Ich würde, im Falle daß mein Gedanke Ihnen gefiele und einleuchtete, diesen Winter darauf verwenden, mir solche Vorreden auszudenken: mein Bemühen würde sein, jeder dieser Vorreden einen so selbständigen Werth zu geben, daß um ihretwillen allein schon die Werke gelesen werden müßten. — Anzufangen mit „Menschliches, Allzumenschliches“, von dem 511 Exemplare noch da sind, gerade genug, um eine neue Ausgabe zu repräsentiren? Was meinen Sie? Die beiden Anhänge dazu (Vermischte Meinungen und Sprüche und der Wanderer) könnten dann vielleicht das Jahr darauf erscheinen? Als zweiter Band? —
Ich denke, Sie fühlen mir nach, hochgeehrter und lieber Herr Fritzsch, daß ich bei diesen Vorschlägen sammt und sonders Ihr Interesse im Auge habe; ich möchte durchaus nicht, daß Sie jemals den großen Vertrauens-Beweis, den Sie mir durch den Ankauf meiner ganzen bisherigen Litteratur gegeben haben, zu bereuen hätten.

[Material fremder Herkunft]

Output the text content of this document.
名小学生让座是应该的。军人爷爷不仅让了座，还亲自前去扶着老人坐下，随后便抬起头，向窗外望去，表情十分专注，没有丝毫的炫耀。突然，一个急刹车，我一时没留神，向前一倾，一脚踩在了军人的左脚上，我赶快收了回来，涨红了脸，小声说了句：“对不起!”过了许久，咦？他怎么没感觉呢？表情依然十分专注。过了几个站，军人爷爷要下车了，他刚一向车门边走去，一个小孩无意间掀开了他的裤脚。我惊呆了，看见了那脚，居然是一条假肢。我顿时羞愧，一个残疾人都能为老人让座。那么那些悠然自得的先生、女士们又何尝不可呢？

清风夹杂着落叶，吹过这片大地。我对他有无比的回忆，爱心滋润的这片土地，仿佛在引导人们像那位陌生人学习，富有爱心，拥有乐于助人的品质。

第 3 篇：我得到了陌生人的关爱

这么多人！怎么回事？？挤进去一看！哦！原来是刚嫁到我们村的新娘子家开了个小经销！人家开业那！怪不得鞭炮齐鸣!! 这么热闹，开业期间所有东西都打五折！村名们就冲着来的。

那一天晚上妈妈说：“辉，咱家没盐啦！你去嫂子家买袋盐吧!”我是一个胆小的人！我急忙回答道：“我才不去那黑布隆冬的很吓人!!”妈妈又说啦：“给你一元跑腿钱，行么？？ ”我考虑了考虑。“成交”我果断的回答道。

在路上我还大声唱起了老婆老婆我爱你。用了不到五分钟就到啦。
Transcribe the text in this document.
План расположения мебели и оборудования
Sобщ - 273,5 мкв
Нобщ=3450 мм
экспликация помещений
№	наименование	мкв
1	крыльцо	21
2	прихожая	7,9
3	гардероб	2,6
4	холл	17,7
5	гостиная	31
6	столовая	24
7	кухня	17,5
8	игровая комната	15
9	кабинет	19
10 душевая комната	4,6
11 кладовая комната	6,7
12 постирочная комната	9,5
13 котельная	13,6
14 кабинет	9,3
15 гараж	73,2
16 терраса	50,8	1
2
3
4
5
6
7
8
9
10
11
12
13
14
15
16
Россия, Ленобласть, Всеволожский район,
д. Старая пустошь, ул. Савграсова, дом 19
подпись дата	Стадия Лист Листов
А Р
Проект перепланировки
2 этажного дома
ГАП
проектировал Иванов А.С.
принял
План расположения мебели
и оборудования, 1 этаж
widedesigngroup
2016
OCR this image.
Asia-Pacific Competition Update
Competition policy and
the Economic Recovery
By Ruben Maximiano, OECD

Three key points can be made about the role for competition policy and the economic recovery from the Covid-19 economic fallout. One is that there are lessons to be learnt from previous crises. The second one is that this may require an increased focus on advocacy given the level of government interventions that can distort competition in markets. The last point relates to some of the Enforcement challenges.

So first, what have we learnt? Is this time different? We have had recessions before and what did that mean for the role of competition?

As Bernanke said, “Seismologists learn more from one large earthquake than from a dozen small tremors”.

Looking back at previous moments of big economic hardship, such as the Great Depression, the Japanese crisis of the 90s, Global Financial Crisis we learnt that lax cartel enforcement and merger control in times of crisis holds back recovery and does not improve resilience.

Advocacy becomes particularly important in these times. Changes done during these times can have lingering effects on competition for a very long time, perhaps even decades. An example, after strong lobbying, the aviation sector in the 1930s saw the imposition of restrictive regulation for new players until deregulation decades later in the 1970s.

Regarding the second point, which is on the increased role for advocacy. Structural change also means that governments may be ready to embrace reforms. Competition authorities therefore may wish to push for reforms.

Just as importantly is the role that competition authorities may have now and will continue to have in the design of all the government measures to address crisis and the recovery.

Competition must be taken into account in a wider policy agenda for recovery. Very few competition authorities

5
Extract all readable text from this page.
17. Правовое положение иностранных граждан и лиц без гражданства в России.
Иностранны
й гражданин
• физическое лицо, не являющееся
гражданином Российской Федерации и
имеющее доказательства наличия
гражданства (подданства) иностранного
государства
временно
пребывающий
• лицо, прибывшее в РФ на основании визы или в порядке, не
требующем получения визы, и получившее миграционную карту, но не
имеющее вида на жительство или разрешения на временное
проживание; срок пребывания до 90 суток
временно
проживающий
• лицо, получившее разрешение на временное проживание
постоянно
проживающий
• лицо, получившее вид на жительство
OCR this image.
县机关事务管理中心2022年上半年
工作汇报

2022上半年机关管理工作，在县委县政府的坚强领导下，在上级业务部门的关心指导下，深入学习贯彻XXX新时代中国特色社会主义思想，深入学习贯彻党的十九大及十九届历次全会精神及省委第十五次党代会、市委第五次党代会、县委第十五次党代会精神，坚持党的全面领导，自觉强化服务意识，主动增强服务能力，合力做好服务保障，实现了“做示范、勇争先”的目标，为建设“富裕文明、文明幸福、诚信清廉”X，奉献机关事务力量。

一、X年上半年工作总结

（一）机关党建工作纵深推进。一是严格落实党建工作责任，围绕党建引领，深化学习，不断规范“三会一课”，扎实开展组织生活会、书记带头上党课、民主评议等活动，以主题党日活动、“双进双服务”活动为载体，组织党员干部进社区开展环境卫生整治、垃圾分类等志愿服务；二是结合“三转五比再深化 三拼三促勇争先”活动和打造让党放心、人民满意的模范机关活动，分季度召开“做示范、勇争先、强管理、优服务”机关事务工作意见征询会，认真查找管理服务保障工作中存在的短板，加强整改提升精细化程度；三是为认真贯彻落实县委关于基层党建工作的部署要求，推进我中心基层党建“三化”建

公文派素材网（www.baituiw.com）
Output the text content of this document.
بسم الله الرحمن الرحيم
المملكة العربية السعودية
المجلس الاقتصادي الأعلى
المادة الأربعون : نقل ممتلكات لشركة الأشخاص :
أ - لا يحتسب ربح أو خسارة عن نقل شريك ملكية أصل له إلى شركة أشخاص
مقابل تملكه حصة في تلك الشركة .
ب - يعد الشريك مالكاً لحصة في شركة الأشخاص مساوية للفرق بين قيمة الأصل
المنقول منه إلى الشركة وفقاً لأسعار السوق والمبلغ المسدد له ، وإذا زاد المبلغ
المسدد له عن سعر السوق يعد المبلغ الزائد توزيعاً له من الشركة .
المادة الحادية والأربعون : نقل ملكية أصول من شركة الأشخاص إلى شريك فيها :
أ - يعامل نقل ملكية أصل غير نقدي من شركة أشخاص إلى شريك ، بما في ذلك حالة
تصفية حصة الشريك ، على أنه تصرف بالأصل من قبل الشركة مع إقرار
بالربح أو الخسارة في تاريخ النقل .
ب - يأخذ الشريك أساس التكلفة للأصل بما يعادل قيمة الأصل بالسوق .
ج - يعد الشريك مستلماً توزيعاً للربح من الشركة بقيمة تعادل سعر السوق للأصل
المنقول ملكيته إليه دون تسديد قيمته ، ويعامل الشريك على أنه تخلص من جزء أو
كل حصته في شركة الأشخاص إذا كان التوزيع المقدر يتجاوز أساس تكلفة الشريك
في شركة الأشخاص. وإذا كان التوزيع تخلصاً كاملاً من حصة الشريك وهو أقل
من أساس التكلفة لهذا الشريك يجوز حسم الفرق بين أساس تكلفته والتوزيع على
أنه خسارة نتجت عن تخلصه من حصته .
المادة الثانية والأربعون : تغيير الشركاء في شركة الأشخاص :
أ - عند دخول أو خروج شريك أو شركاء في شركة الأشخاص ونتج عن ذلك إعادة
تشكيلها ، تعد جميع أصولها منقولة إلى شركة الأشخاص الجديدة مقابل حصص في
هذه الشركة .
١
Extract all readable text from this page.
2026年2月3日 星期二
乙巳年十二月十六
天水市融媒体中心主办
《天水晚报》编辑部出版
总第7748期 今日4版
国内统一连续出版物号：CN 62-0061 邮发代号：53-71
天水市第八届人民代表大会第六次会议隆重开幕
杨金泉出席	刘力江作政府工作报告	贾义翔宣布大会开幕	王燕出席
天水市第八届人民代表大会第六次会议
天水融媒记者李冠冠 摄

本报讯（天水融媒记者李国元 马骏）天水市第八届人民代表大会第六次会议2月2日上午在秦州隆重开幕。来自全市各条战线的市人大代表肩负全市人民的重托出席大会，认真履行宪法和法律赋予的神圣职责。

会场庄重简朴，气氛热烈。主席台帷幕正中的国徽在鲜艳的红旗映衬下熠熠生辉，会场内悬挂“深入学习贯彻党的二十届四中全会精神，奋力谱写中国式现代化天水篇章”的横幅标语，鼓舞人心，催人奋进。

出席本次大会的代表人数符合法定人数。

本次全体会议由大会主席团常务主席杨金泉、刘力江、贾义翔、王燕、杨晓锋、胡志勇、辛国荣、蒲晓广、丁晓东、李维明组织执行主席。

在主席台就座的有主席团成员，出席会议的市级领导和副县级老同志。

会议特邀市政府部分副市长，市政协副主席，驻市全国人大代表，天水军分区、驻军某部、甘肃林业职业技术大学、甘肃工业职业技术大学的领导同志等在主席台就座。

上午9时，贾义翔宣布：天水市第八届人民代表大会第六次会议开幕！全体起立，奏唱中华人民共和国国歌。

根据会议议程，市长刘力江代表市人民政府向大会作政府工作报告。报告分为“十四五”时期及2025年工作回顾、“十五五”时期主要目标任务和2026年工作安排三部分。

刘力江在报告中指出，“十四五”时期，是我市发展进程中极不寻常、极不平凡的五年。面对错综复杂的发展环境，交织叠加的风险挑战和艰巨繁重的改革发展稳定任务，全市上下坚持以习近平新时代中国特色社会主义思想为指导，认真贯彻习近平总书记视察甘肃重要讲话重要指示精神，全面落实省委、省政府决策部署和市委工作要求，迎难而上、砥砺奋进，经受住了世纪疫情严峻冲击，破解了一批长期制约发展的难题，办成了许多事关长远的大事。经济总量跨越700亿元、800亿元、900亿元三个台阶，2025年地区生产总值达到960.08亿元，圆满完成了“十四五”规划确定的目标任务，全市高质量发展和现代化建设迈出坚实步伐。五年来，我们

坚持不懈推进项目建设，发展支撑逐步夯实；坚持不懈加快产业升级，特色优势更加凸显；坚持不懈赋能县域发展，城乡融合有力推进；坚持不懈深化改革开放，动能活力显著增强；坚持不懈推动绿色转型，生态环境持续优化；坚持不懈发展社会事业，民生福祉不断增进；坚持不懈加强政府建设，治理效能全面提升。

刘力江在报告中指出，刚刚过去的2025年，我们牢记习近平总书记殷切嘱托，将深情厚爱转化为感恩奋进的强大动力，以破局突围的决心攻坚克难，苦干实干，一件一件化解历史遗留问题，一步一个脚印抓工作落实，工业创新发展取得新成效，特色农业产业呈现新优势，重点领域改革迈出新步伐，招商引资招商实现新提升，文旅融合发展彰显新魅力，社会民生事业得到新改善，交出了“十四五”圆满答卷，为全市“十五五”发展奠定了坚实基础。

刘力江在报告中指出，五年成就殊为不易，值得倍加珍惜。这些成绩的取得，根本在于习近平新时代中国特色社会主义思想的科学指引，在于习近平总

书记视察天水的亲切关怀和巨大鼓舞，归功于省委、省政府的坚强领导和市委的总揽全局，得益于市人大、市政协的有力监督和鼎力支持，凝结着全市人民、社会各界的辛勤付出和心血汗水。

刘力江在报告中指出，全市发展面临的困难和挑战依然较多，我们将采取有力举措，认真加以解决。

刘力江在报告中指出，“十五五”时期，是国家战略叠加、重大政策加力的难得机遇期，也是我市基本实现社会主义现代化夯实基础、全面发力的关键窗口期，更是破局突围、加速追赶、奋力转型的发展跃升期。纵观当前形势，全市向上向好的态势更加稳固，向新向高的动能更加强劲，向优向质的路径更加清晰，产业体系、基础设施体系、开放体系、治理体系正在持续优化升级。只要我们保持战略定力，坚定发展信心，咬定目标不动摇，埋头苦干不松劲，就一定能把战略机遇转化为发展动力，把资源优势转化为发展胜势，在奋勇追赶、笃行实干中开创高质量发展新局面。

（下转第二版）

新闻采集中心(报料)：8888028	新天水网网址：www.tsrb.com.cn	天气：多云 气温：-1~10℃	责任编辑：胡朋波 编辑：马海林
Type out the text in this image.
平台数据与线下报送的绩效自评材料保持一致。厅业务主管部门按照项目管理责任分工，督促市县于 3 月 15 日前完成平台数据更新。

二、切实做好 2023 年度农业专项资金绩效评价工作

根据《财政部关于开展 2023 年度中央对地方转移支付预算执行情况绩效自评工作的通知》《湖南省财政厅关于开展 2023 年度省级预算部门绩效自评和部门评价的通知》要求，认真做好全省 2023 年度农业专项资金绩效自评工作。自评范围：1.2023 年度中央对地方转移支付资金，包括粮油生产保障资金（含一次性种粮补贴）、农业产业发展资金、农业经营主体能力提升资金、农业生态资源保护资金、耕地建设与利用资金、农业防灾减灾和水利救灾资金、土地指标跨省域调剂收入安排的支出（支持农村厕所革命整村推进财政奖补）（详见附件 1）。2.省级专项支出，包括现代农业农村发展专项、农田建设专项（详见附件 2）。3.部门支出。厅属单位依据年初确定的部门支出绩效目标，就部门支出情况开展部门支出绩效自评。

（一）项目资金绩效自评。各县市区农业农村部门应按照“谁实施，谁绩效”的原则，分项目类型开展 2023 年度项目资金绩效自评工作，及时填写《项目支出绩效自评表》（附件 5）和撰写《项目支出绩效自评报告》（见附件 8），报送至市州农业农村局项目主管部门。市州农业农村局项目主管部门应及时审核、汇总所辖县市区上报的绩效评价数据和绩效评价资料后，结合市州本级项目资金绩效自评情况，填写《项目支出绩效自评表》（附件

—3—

Auf der Rückseite vom Umschlag des letzterschienenen Buchs finden Sie eine Art Überblick und Programm über meine bisherige und zukünftige Thätigkeit. Es sollen 10 Werke und nicht mehr sein, mit denen ich „übrig“ bleiben will; 6 davon sind nunmehr in Ihren Händen. Vereinfachung der Titel (damit sie leicht zu citiren sind z. B. bloß „die Geburt der Tragödie“), andrerseits eine kleine Erläuterung wo ich das Mißverständliche eines Titels erprobt habe (z. B. zu „die fröhliche Wissenschaft“ der Zusatz in Parenthese „gai saber“, damit man an den provençalischen Ursprung meines Titels und an jene Dichter-Ritter, die Troubadours erinnert wird, die mit jener Formel all ihr Können und Wollen zusammenfaßten) — dergleichen scheint mir nützlich. Genaueres erst, wenn ich Ihre Antwort auf meine hier angedeuteten Vorschläge habe.
Ihr ergebenster
Prof. Dr. Nietzsche
NB. Einen so langen Brief bekommen Sie niemals wieder: das verbieten die Herrn Augen.